The values of the "See" query parameter are:
"content" or "main" - this is the default current view
"activity" - The feed scoped to this document and all children documents. To filter the feed to the current document, and to support other filtering, we would add more URL parameters
"profile" - The feed of what this person has signed across the Hypermedia network. This feed will also support filters.
"contact" - Their contact/profile, with web-of-trust details and social media connections one day
Because these will be normal Hypermedia URLs, we can copy and paste them into documents to embed all these views! They will be regular embeds.
Note: the embed block already has a "view" attribute which could be used to overwrite the view specified in the URL. Currently the embed block views are "card" and "content", but it would support these new ones as well.
Accessing these views would be done with some UI, perhaps at the bottom right corner of the page. This is an advanced feature because people will mostly be looking at the content that the content creators have defined, or they will use the panel. So the UI should be "out of the way" like in the footer. Isabella Velez is working on this.
When you click on a person, you will usually go to their main view. The empty home document problem can be solved by embedding a "profile" view into the content by default. So a user will never have a blank home document- it will at least show their profile activity feed. When they edit their home doc for the first time, they can delete that feed embed, or they can change it, or add content around it.

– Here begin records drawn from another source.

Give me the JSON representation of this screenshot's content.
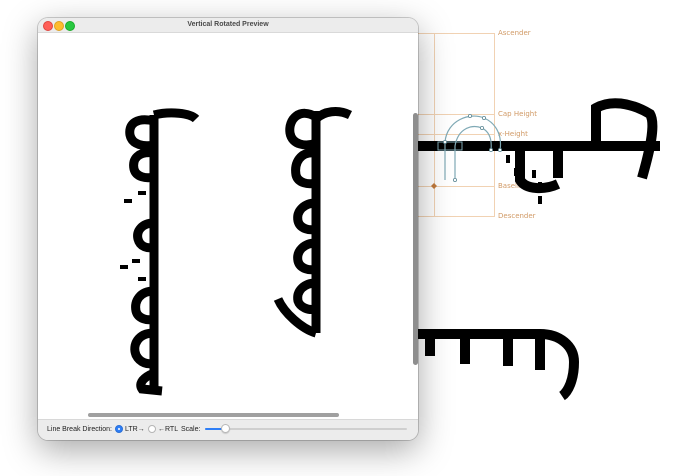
{
  "editor": {
    "metrics": [
      {
        "label": "Ascender"
      },
      {
        "label": "Cap Height"
      },
      {
        "label": "x-Height"
      },
      {
        "label": "Baseline"
      },
      {
        "label": "Descender"
      }
    ],
    "colors": {
      "metric": "#d19a66",
      "outline": "#7fa9b5",
      "glyph": "#000000"
    }
  },
  "window": {
    "title": "Vertical Rotated Preview",
    "line_break_label": "Line Break Direction:",
    "option_ltr": "LTR→",
    "option_rtl": "←RTL",
    "selected": "LTR→",
    "scale_label": "Scale:",
    "scale_level": 0.1,
    "accent": "#2f7ff7"
  }
}
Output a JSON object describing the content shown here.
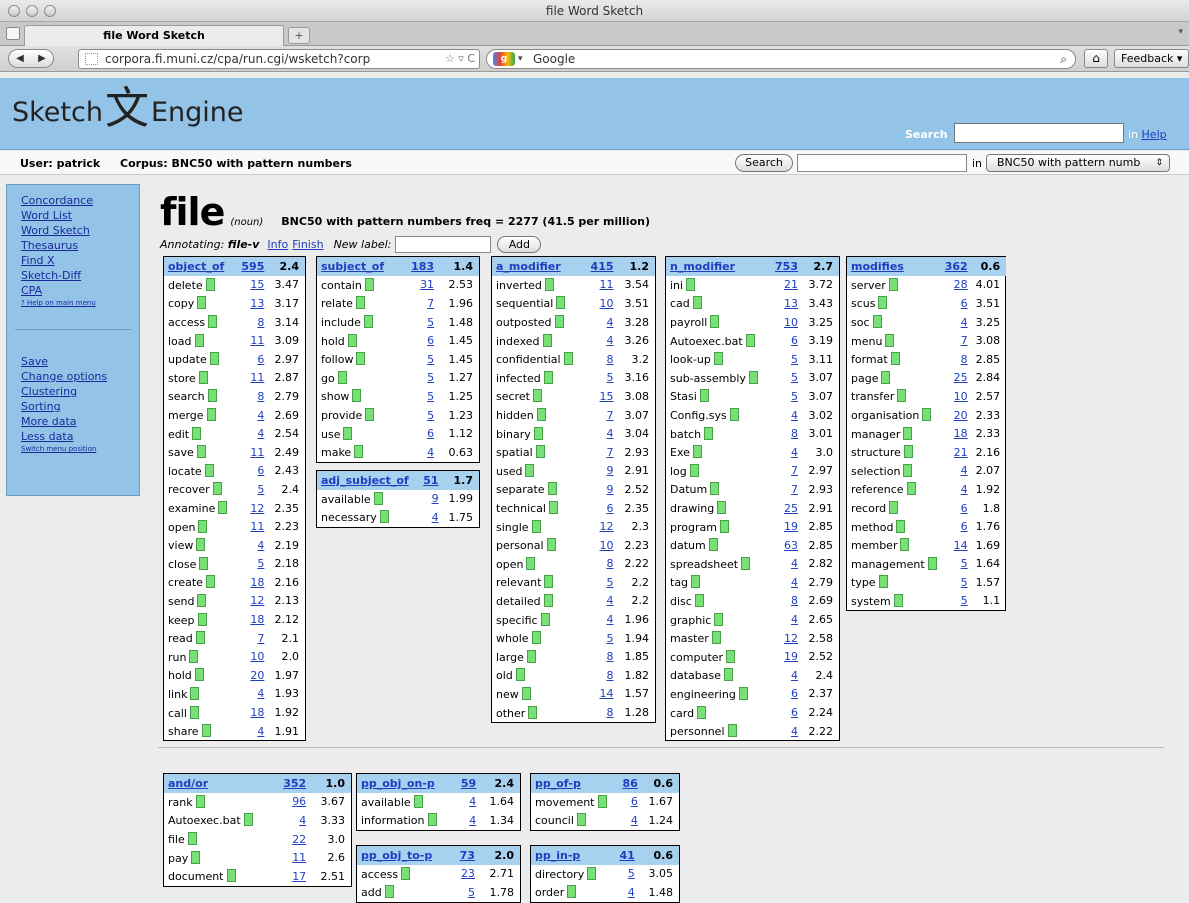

The "feed" item would be removed from the site header. If the publisher wants the feed in their nav bar, they would include a navigation item with the appropriate link. We will stop forcing changes to the site navigation, because the publisher should be able to decide on their own navigation! If the publisher has not set up a navigation bar, the feed can be included as one of the default items.
Other Thoughts
This document does not go into detail about feed URL filtering, but we should consider it.
This proposal allows you to have two URLs for the same feed. For example, to see the feed of what bob has done on his site:
hm://bob?s=profile&filter=site:bob
or
hm://bob?s=activity&filter:author:bob
And in theory we could support a global feed URL like this: hm://-feed?filter=site:bob,author:bob .
We could consider hm://-feed as an alternative to the see= query parameter, or they could all be supported together.